Outremondes, Jean-François Rauzier et l’Espace 2030
Comme toute entreprise à forte visibilité, Yoplait est régulièrement sollicitée par des demandes de sponsoring ou de mécénat de toutes sortes. C’est une démarche normale dans tout système économique un tant soit peu libéral. Le partenariat que scelle une entreprise avec une association permet à la première de communiquer de manière différente, et à la seconde de tirer parti d’une notoriété déjà établie, ou de moyens financiers modérés.
Bien entendu, des critères de choix s’imposent au moment de sceller une telle union. Outre la proximité, qui contribue au bon fonctionnement de ces partenariats, ces critères sont relativement simples, et s’inscrivent autour de trois thèmes principaux : la solidarité, le sport et la créativité.

La solidarité, tout d’abord, une des valeurs essentielles de l’univers Yoplait : c’est tout le sens de notre initiative pour aider les banques alimentaires, je vous l’ai déjà exposée à plusieurs reprises. Ou encore celui de notre implication auprès de l’association Etincelle, ou dans l’aide aux victimes du tsunami en Asie en 2005 et du séisme en Haïti dernièrement.
Le sport, ensuite : qu’il s’agisse de l’association « Elle court, elle court, la petite fleur (avec Daniel) » dont je vous ai déjà parlé, ou du partenariat avec les « Dragons Catalans », en passant par le tournoi des jeunes du PSG.
La créativité, enfin, qui est pour moi source de toute innovation. Nous étions déjà partenaire d’un musée, le musée en herbe. Nous voici désormais Mécène de l’espace 2030, au cœur du musée des années 30 de Boulogne Billancourt, ville où se trouve le siège du Groupe Yoplait.

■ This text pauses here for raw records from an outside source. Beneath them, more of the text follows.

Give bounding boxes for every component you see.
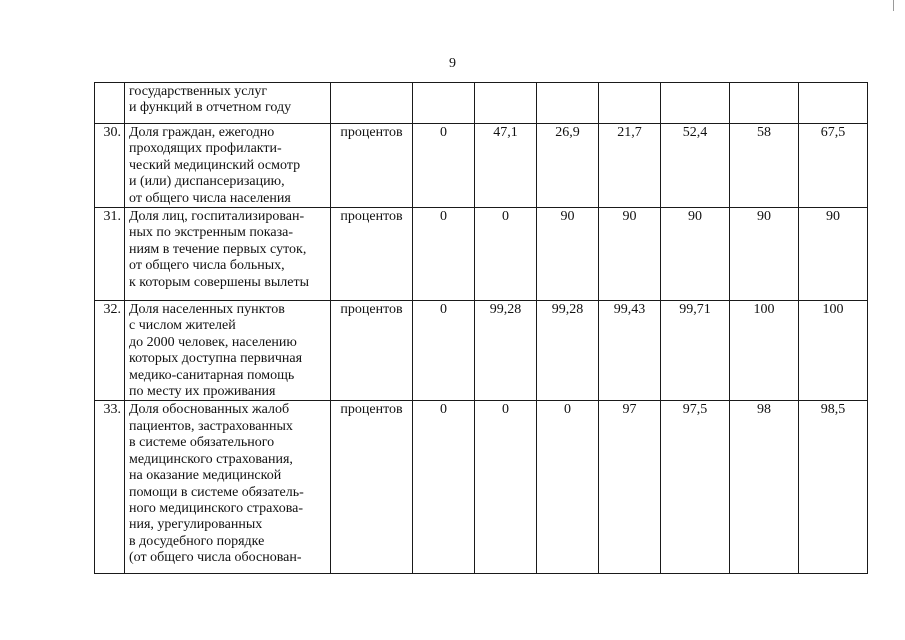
- value-cell: [661, 83, 730, 124]
- value-cell: 90: [730, 208, 799, 301]
- indicator-name-line: Доля граждан, ежегодно: [129, 125, 275, 140]
- indicator-name-line: медицинского страхования,: [129, 451, 293, 467]
- value-cell: [537, 83, 599, 124]
- value-cell: 99,28: [537, 301, 599, 401]
- value-cell: 0: [537, 401, 599, 574]
- value-cell: [413, 83, 475, 124]
- value-cell: 100: [730, 301, 799, 401]
- value-cell: 97,5: [661, 401, 730, 574]
- indicator-name-line: и функций в отчетном году: [129, 100, 292, 116]
- indicators-table: [94, 82, 868, 574]
- unit-cell: процентов: [331, 401, 413, 574]
- value-cell: 26,9: [537, 124, 599, 208]
- indicator-name-line: ческий медицинский осмотр: [129, 157, 301, 173]
- indicator-name-line: в системе обязательного: [129, 435, 275, 451]
- indicator-name-line: ниям в течение первых суток,: [129, 241, 307, 257]
- table-row: [95, 208, 868, 301]
- row-number: 32.: [95, 301, 125, 401]
- indicator-name-line: по месту их проживания: [129, 384, 276, 400]
- unit-cell: [331, 83, 413, 124]
- indicator-name-line: от общего числа больных,: [129, 258, 285, 274]
- indicator-name-line: от общего числа населения: [129, 190, 291, 206]
- value-cell: 98: [730, 401, 799, 574]
- value-cell: 21,7: [599, 124, 661, 208]
- value-cell: 90: [661, 208, 730, 301]
- unit-cell: процентов: [331, 208, 413, 301]
- indicator-name-line: медико-санитарная помощь: [129, 367, 295, 383]
- value-cell: 0: [475, 208, 537, 301]
- value-cell: 58: [730, 124, 799, 208]
- value-cell: 0: [413, 124, 475, 208]
- row-number: [95, 83, 125, 124]
- value-cell: 0: [413, 401, 475, 574]
- value-cell: 0: [475, 401, 537, 574]
- indicator-name-line: ных по экстренным показа-: [129, 225, 294, 241]
- indicator-name-line: и (или) диспансеризацию,: [129, 174, 285, 190]
- table-row: [95, 401, 868, 574]
- indicator-name-line: государственных услуг: [129, 84, 268, 99]
- page-number: 9: [449, 56, 456, 71]
- value-cell: [730, 83, 799, 124]
- indicator-name: [125, 401, 331, 574]
- value-cell: [599, 83, 661, 124]
- indicator-name-line: ния, урегулированных: [129, 517, 263, 533]
- table-row: [95, 124, 868, 208]
- indicator-name-line: ного медицинского страхова-: [129, 500, 304, 516]
- value-cell: 47,1: [475, 124, 537, 208]
- value-cell: 99,71: [661, 301, 730, 401]
- indicator-name-line: в досудебного порядке: [129, 533, 265, 549]
- indicator-name-line: которых доступна первичная: [129, 351, 303, 367]
- table-row: [95, 301, 868, 401]
- indicator-name-line: к которым совершены вылеты: [129, 274, 309, 290]
- value-cell: 97: [599, 401, 661, 574]
- indicator-name-line: Доля населенных пунктов: [129, 302, 285, 318]
- value-cell: [799, 83, 868, 124]
- unit-cell: процентов: [331, 124, 413, 208]
- indicator-name: [125, 208, 331, 301]
- value-cell: 0: [413, 208, 475, 301]
- indicator-name-line: с числом жителей: [129, 318, 236, 334]
- value-cell: 67,5: [799, 124, 868, 208]
- row-number: 33.: [95, 401, 125, 574]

C’est pourquoi je vous recommande vivement d’aller voir l’exposition « Outremondes », qui se tient d’avril à septembre 2010, et qui inaugure cet espace 2030. Jean-François Rauzier, photographe talentueux que l’on peut régulièrement admirer à la galerie l’Art en Direct, y expose de superbes créations, des univers extraordinaires. Il est l’inventeur de l’hyperphoto, un technique basée sur l’assemblage de milliers de clichés numériques pris sur un même sujet, afin de constituer une immense représentation numérique d’un monde purement imaginaire, construit à partir de bribes de réalité.
Innover, pour tirer, d’une expérience répétée à l’infinie, une saveur inconnue, voilà qui nous a semblé bien proche de notre métier. Voilà pourquoi Yoplait est fier de soutenir la fine fleur de l’art.
Tags: années 30, art, art moderne, Boulogne-Billancourt, espace 2030, exposition, hyperphotographie, L'innovation, lait, musée des années 30, musée en herbe, outremondes, photographie numérique, sport, Yop, yoplait

23 mars 2011 à 17:53
Bonjour,
j’aurai voulu savoir en quoi consistait la soirée clients qu’à organisé Yoplait à l’occasion de l’exposition ?
24 mars 2011 à 18:35
Bonjour,
Yoplait n’a pas organisé de « soirée clients » à l’occasion de cette exposition. Aviez-vous une remarque particulière à formuler sur l’exposition elle-même?